Mais il vivait seul dans une immense villa, parlait plus au téléphone qu’avec les gens, et presque personne ne venait le voir sans intérêt.

Un soir, j’étais assise sur la terrasse de la villa, en train de boire du thé.

« Pourquoi avez-vous fui la Roumanie ? » me demanda-t-il sans détour.

Je restai silencieuse un instant.

« Parce que plus personne ne me voyait là-bas. »

Il posa sa tasse.

« Et vous, vous vous reconnaissez ici ? »

La question me toucha plus profondément que je ne l’aurais cru.

Je repensais à moi, à cette femme qui avait quitté Buzău avec une valise et des rêves. À cette femme qui voulait prouver qu’elle était encore désirable.

Mais la vérité était tout autre.

Je n’étais pas partie par amour.

Mais par conviction que je comptais encore pour quelqu’un.

J’ai à peine dormi cette nuit-là.

Le lendemain matin, j’ai appelé ma fille.

En entendant sa voix, j’ai eu la gorge serrée.

« Maman… où es-tu ? Papa est anéanti. »

J’ai fermé les yeux.

Pour la première fois depuis des semaines, j’ai pensé à Nico autrement qu’avec colère.

Je l’imaginais seul dans la cuisine, en train de faire chauffer une soupe sur le feu, le regard fixé sur ma chaise vide.

Peut-être ne savait-il pas non plus aimer profondément.

Mais cela ne voulait pas dire qu’il ne souffrait pas.

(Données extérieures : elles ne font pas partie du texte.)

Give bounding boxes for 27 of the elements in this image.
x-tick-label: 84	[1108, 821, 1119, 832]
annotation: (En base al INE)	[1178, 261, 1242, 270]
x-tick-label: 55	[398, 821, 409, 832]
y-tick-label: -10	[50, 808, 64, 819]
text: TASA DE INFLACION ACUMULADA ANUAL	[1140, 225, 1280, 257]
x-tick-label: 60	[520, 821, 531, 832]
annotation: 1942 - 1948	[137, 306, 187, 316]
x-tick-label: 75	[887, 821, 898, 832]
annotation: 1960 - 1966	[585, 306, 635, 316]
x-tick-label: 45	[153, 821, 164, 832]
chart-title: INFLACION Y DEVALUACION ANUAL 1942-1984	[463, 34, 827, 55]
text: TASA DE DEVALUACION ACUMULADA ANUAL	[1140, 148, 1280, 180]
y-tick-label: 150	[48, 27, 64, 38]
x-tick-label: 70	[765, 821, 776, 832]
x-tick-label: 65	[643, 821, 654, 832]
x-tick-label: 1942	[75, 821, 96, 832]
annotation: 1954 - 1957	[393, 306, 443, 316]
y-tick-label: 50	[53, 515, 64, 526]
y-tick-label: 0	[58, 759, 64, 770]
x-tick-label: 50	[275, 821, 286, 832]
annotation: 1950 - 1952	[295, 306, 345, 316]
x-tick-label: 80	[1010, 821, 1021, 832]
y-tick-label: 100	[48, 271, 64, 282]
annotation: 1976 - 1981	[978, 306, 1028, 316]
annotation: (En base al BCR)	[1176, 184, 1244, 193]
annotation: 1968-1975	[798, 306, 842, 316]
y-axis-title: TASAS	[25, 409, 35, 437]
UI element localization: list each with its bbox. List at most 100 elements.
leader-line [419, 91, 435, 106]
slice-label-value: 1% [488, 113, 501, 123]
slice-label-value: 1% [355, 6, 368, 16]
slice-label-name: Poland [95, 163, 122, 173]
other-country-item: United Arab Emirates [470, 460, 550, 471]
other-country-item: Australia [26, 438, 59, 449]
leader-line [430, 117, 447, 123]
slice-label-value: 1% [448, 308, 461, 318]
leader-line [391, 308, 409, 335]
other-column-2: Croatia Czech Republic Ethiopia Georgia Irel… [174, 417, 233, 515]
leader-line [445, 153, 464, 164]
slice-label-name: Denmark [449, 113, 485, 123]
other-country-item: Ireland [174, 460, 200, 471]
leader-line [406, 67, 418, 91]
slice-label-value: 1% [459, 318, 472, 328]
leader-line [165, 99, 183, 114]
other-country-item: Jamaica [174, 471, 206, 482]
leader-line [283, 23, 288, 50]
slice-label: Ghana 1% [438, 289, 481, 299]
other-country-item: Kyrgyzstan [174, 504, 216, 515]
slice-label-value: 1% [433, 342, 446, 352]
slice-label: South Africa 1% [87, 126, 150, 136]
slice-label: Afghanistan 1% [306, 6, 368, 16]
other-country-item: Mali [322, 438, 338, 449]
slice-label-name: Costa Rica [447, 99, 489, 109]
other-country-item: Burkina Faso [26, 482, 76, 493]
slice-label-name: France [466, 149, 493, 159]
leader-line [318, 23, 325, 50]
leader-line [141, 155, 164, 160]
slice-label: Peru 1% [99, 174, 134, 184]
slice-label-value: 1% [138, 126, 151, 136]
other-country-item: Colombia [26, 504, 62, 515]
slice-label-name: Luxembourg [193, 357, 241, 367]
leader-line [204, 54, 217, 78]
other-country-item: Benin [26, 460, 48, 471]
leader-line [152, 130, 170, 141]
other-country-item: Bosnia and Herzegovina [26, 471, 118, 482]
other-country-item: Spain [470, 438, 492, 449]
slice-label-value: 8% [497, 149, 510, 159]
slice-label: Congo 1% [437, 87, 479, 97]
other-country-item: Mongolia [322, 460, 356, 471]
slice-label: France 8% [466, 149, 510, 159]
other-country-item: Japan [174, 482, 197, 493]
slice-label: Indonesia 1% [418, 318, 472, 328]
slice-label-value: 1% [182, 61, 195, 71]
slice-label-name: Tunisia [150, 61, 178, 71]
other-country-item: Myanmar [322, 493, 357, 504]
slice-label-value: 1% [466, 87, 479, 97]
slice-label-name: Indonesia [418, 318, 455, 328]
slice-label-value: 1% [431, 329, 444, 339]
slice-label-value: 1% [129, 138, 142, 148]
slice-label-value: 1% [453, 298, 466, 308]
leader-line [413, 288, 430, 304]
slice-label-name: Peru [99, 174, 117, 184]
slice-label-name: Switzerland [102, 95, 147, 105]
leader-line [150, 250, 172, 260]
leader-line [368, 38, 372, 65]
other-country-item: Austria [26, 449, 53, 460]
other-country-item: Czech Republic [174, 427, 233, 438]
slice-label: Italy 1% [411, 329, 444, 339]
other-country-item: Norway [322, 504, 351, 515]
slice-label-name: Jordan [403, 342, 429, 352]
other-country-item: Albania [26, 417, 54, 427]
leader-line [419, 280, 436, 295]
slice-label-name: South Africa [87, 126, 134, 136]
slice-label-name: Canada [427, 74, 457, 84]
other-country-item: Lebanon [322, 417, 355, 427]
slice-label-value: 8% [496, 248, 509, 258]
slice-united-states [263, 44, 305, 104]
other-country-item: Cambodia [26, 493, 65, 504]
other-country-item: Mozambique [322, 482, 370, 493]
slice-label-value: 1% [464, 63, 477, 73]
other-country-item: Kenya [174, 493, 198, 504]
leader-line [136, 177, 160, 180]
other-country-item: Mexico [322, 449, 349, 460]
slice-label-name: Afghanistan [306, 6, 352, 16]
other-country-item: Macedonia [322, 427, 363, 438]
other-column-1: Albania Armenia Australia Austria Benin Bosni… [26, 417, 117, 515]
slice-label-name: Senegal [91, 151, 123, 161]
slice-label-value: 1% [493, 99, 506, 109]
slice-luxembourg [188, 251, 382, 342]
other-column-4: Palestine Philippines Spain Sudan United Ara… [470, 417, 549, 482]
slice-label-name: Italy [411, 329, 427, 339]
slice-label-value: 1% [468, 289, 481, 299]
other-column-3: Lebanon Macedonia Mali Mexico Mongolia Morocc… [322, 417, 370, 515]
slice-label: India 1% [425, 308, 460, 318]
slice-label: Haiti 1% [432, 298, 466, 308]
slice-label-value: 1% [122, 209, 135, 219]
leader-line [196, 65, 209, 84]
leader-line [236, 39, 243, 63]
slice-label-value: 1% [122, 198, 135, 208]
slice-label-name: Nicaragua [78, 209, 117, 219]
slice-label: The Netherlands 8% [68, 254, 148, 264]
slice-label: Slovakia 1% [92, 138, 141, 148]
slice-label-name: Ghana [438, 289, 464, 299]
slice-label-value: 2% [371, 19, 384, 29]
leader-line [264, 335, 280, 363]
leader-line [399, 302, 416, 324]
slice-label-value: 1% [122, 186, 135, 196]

Deux jours plus tard, j’ai acheté un billet pour rentrer.

Amir m’a conduite à l’aéroport.

« Tu reviendras ? » « Tu as trouvé ?» demanda-t-il.

Je le regardai et lui souris tristement.

« Je ne crois pas.» « Pourquoi ?»

Je pris une profonde inspiration.

« Parce que je suis venue ici pour fuir la vie. Mais j’ai compris que si je voulais changer quoi que ce soit, je devais retourner en arrière et me changer moi-même.»

Il resta silencieux quelques secondes.

Puis il déposa une petite boîte dans ma main.

À l’intérieur se trouvait une paire de sandales à talons hauts.

« Pour que tu n’oublies pas que tu peux être différente de ce que tu as été toute ta vie.»

Je ris à travers mes larmes.

À mon retour en Roumanie, Nicu m’attendait devant l’immeuble.

Il semblait plus vieux.

Plus faible.

Nous nous sommes longuement dévisagés, sans savoir quoi dire.

Puis il demanda doucement :

« As-tu trouvé ce que tu cherchais ?»

J’ai regardé ma valise, mes sandales de marque et mes mains qui avaient tant travaillé.

Et j’ai répondu honnêtement :

« Non. Mais je me suis retrouvée.»

Le printemps suivant, je ne suis pas retournée au café.

Avec mes économies et l’aide de mes enfants, j’ai ouvert une petite boulangerie dans mon quartier.

Et chaque matin, quand j’ouvre la porte et que je sens la vanille et le parfum des gâteaux chauds, j’ai l’impression que ma vie a enfin commencé.